Contractor charges are up by 5% for some services in 2025, while other charges remain virtually unchanged, according to the Association of Farm & Forestry Contractors in Ireland (FCI) annual price guide, published this week. The 2025 guide lists 98 services that are provided by agricultural and forestry contractors in Ireland in 2025.
Contractor charges are up by 5% for some services in 2025, while other charges remain virtually unchanged, according to the Association of Farm & Forestry Contractors in Ireland (FCI) annual price guide, published this week.
The 2025 guide lists 98 services that are provided by agricultural and forestry contractors in Ireland in 2025.
“Profitability remains elusive to many agricultural contractor businesses in 2025, as they struggle to reconcile higher machinery, finance and labour availability with their ambition to deliver a highly skilled and professional service to their farmer clients,” said John Hughes, FCI national chair.
Increasing costs
In its report, the FCI warned that the increasing costs of new machinery for contractors continues to impact on the sustainability of many Irish agricultural contracting businesses.
“Our sector has experienced continuing machinery cost inflation into 2025, while the increase in the costs of machinery spare parts prices remains on an upward trajectory,” Hughes said.

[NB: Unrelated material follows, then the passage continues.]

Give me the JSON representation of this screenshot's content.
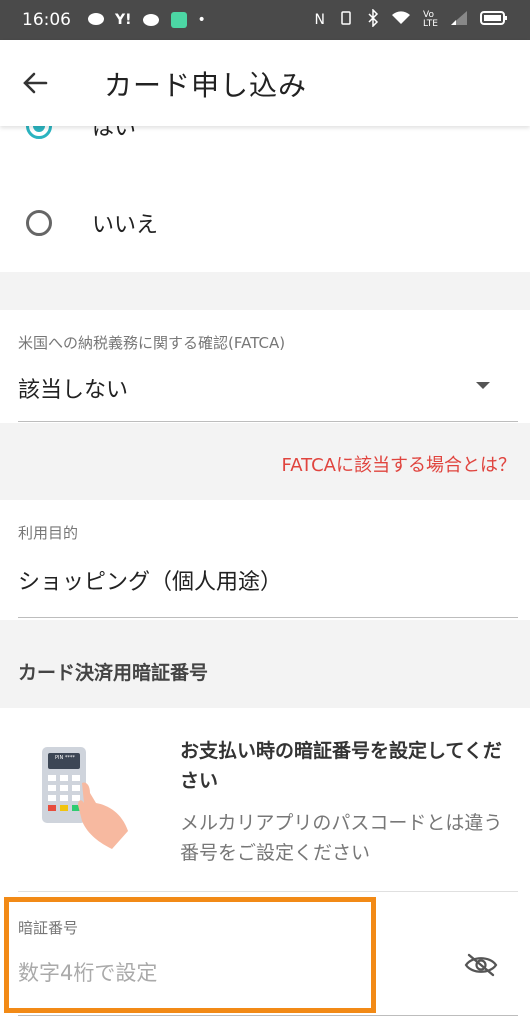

“Contractors also have new and additional costs in 2025, with the combination of the minimum wage increase impact, along with the new legal requirements around the provision of pension funding for employees, due in September 2025.
“These are additional increased costs that all agricultural and forestry contractors have to factor into their 2025 operational costs,” he said.
The association warned: “Fuel price uncertainty remains an issue for agricultural and forestry contractors, and it demands a level of flexibility and understanding from farmer clients at a time of unstable world supplies.
"While fuel prices have risen slightly as we start into 2025, against a background where they stabilised during much of 2024, there are no guarantees that world affairs will not bring about new increases, when the sector has no other fuel or power supply options.
“Additional national Government increased fuel taxes, in the form of a further carbon tax increase in May 2025, will mean a further increase in fuel costs of up to 12c/l, before VAT, during the 2025 season.”
There is a noticeable scarcity of young people joining the agricultural and forestry contractor sector.
“Our sector demands higher levels of skills as we transition to greater use of technology to increase output and timeliness of work with lower numbers of operators,” said Hughes.
“Our agricultural and forestry contractor sector is now a technology sector that uses modern machines in the field and in the forests to achieve high output and cost-effective results, with a level of traceable digital foot-printing that was unknown 20 years ago.
"FCI is seeking the implementation of a training and registration programme for the sector to provide long-term structured technology training for tractor and machinery operators,” he added.
Spend per farm
The latest figures from the Teagasc National Farm Survey for 2023 showed that the average amount spent on contractor services by Irish farmers increased to €7,340 per farm in 2023, up from €4,162 in 2015.
FCI says that this significant spend increase has come at a period of high machinery cost inflation and other cost increase on farms. It added that despite this, the cost of contracting services to Irish farms remains at a very competitive 14% of total direct costs, according to the Teagasc data. This data also indicates that in 2023, Irish farmers spent more than €950m on agricultural contractors’ services.
“Irish farmers spent a significantly higher amount on machinery operational and depreciation costs, according to the Teagasc figures. These combined overhead costs across all farms in the Teagasc survey was double the contractor costs and accounted for 37% of overheads costs on farms. This confirms the value that Irish agricultural contractors provide to their client farmers,” said the association.
Guide prices
In publishing the FCI Contracting Charges Guide for 2025, the association of Farm & Forestry Contractors in Ireland (FCI) is satisfied that this averaged price guide continues to provide fair and reasonable guidance for both farm and forestry contractors and their client farmers.
FCI says it must be emphasised that this is only an information guide.
FCI has produced these guide figures on an annual basis by collating an average figure for each operation from a panel of FCI contractor members from across Ireland.
It notes that because of the local differences, the actual guide charge may vary between regions, across soil types, distance travelled, size of contract undertaken, size and type of equipment used, as well as the scale of the work done.
For these reasons there are bands in each segment of the guide.
This year again sees the FCI Contracting Charges Guide for 2025 feature excluding and including VAT columns, as an increasing number of farmers are moving towards VAT registration, especially those that have moved to limited company status.